Qué son exactamente las Galeries Royales Saint-Hubert
Las Galeries Royales Saint-Hubert no son un centro comercial en ningún sentido moderno. Son un pasaje del siglo XIX de hierro y cristal, de 213 metros de longitud, dividido en tres galerías con nombres propios: la Galerie du Roi, la Galerie de la Reine y la Galerie des Princes. En conjunto forman uno de los mejores ejemplos que se conservan de la passage couverte europea, una tipología arquitectónica que precedió a los grandes almacenes y que transformó la manera en que las ciudades concebían los espacios públicos cubiertos.
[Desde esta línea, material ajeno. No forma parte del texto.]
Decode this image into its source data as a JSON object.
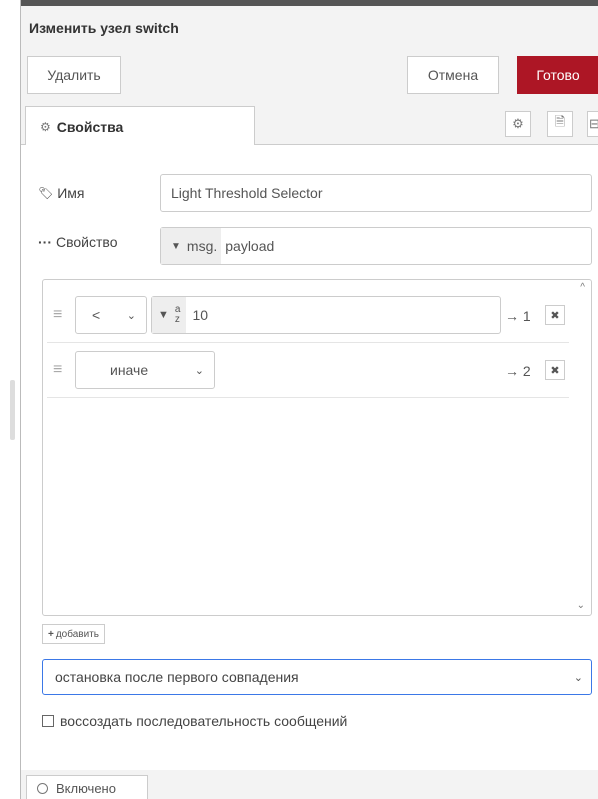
{
  "dialog": {
    "title": "Изменить узел switch",
    "delete_label": "Удалить",
    "cancel_label": "Отмена",
    "done_label": "Готово"
  },
  "tabs": {
    "properties_label": "Свойства",
    "icons": [
      "gear-icon",
      "description-icon",
      "appearance-icon"
    ]
  },
  "form": {
    "name_label": "Имя",
    "name_value": "Light Threshold Selector",
    "property_label": "Свойство",
    "property_prefix": "msg.",
    "property_value": "payload"
  },
  "rules": [
    {
      "operator": "<",
      "type_glyph_top": "a",
      "type_glyph_bottom": "z",
      "value": "10",
      "output": "→ 1"
    },
    {
      "operator": "иначе",
      "output": "→ 2"
    }
  ],
  "add_label": "добавить",
  "mode_value": "остановка после первого совпадения",
  "checkbox_label": "воссоздать последовательность сообщений",
  "status_label": "Включено",
  "colors": {
    "done_button": "#ad1625",
    "focus_border": "#3b78e7"
  }
}
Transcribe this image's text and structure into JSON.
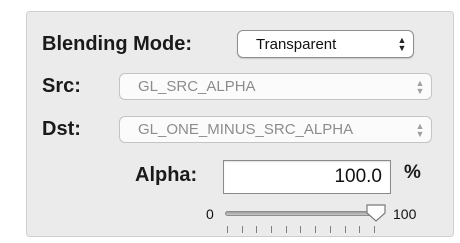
{
  "blending_mode": {
    "label": "Blending Mode:",
    "value": "Transparent"
  },
  "src": {
    "label": "Src:",
    "value": "GL_SRC_ALPHA"
  },
  "dst": {
    "label": "Dst:",
    "value": "GL_ONE_MINUS_SRC_ALPHA"
  },
  "alpha": {
    "label": "Alpha:",
    "value": "100.0",
    "unit": "%",
    "slider_min": "0",
    "slider_max": "100",
    "slider_level": 1.0
  }
}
Construido entre 1846 y 1847 según los diseños del arquitecto Jean-Pierre Cluysenaer, el pasaje fue inaugurado el 20 de junio de 1847 en presencia del rey Leopoldo I. Es uno de los pasajes cubiertos más antiguos que se conservan en Europa, y precede a la Galleria Vittorio Emanuele II de Milán por casi dos décadas. El conjunto adoptó su nombre colectivo actual, Galeries Royales Saint-Hubert, en 1965.
ℹ️ Bueno saber
La entrada al pasaje es gratuita y está accesible a cualquier hora. Los horarios de las tiendas varían: la mayoría abre de lunes a sábado, aproximadamente de 10:00 a 19:00, y los restaurantes suelen cerrar más tarde. Algunos locales y cafés también abren los domingos.
La arquitectura de cerca
Al ponerse en la entrada del Marché aux Herbes y mirar hacia la Galerie du Roi, lo primero que llama la atención es la bóveda de cañón acristalada, que se eleva a unos 18 metros sobre el suelo. Las costillas de hierro de la bóveda están pintadas en un verde azulado intenso, los paneles de cristal difunden la luz en lugar de inundar el interior, y el conjunto recuerda a un enorme invernadero reconvertido en espacio comercial. El efecto es más cálido e íntimo de lo que sugieren las fotografías.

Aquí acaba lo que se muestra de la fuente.